The Head Chef will be responsible for planning, organizing and leading the Kitchen Department according to company, local, and regional policies and standards. Reporting directly to the Executive Chef, the Head Chef is highly operational and not opposed to being in the kitchen and managing the flow of service.

In addition to managing teams, seasonal menus, events, and ensuring overall cleanliness and the highest health and safety standards in food handling, the Head Chef is responsible for preparing and maintaining the kitchen budget with the General Manager and Executive Chef. A successful Head Chef leads a successful team, works well under pressure, owns the overall kitchen budget, and implements systems to increase revenue streams.

Head Chef Main Duties:

  • Oversee Back of House (BOH) operations team including but not limited to recruitment, on-boarding, disciplinary procedures, staff appraisals, and training.
  • Ensure that health and safety policies are always adhered to and implemented.
  • Delegate tasks to team and complete daily checklists that support anticipated business levels, production, a-la-carte orders, special requests, events, and dietary restrictions.
  • Responsible for educating and training staff on safe work habits and proper processes as well as procedures if encountered with a dangerous or unsafe situation.
  • Enforce processes to run an effective and efficient kitchen while maintaining the highest-level of standards and food quality.
  • Work with the Executive Chef to purchase and produce top-quality food to create seasonal menus, and maintain recipes, pictures, and specifications.
  • Ensure teamwork and synergy exists between the front and back of house staff through proper communication and delegate tasks well to ensure smooth service and kitchen operations.
  • Share the overall responsibility of proper storing procedures, food orders, food cost, equipment, sanitation, and hygiene to company and local standards.

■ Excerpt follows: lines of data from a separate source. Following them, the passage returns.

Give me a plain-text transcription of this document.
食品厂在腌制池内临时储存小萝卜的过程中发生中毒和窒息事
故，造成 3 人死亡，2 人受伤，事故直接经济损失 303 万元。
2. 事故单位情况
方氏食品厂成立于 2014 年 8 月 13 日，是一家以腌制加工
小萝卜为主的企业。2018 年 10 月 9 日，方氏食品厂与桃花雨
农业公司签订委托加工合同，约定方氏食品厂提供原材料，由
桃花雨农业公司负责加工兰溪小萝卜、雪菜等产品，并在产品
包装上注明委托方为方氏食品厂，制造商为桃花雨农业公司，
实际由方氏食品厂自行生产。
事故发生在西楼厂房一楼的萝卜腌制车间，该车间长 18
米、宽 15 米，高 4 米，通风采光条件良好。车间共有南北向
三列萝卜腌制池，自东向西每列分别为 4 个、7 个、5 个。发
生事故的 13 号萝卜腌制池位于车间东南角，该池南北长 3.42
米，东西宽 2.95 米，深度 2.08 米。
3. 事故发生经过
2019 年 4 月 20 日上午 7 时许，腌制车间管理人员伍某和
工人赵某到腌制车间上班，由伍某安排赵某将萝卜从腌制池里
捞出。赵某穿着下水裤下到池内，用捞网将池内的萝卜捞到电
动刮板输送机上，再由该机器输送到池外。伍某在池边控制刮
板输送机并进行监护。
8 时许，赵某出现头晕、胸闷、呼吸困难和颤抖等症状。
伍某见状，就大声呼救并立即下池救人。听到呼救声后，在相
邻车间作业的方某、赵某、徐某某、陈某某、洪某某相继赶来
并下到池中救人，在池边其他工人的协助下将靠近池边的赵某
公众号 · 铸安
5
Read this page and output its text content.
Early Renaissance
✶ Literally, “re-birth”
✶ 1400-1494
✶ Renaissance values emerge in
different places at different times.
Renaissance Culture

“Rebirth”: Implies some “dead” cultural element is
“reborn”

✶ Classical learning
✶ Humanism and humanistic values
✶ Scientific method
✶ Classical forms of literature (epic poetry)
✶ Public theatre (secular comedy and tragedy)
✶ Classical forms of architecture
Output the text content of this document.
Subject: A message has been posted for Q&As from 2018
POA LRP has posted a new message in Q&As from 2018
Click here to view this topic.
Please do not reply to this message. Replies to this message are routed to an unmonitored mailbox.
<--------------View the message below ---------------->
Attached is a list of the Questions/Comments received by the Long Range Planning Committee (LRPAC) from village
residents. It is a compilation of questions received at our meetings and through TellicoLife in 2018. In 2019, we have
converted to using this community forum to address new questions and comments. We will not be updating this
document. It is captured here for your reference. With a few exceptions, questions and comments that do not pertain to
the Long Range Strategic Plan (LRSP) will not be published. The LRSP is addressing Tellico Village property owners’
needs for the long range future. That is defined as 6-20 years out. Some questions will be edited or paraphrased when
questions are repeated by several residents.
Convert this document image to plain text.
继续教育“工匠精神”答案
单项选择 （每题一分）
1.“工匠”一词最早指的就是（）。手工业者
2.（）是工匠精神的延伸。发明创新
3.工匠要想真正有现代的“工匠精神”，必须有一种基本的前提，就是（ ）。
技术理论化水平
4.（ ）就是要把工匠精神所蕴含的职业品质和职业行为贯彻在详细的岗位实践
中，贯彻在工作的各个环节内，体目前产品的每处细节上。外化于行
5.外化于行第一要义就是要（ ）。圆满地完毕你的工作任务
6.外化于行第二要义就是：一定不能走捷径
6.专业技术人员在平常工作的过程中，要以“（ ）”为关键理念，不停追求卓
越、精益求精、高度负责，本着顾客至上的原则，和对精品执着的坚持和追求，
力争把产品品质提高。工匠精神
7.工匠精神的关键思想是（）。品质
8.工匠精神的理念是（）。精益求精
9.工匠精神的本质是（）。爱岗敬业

Head Chef Required Skills and Qualifications:

  • Minimum of 4+ years experience working in a similar business, with consistent and stable experience.
  • Inspiring leader and operational Chef with proven experience.
  • Culinary-trained professional who is passionate and curious to develop and grow as a Chef.
  • Experienced managing labor, purchasing, vendors, and quality control while providing results in revenue.
  • Well-versed and timely email etiquette as well as good written and verbal communication.
  • Experienced in training, leading, executive production and a-la-carte dining experiences.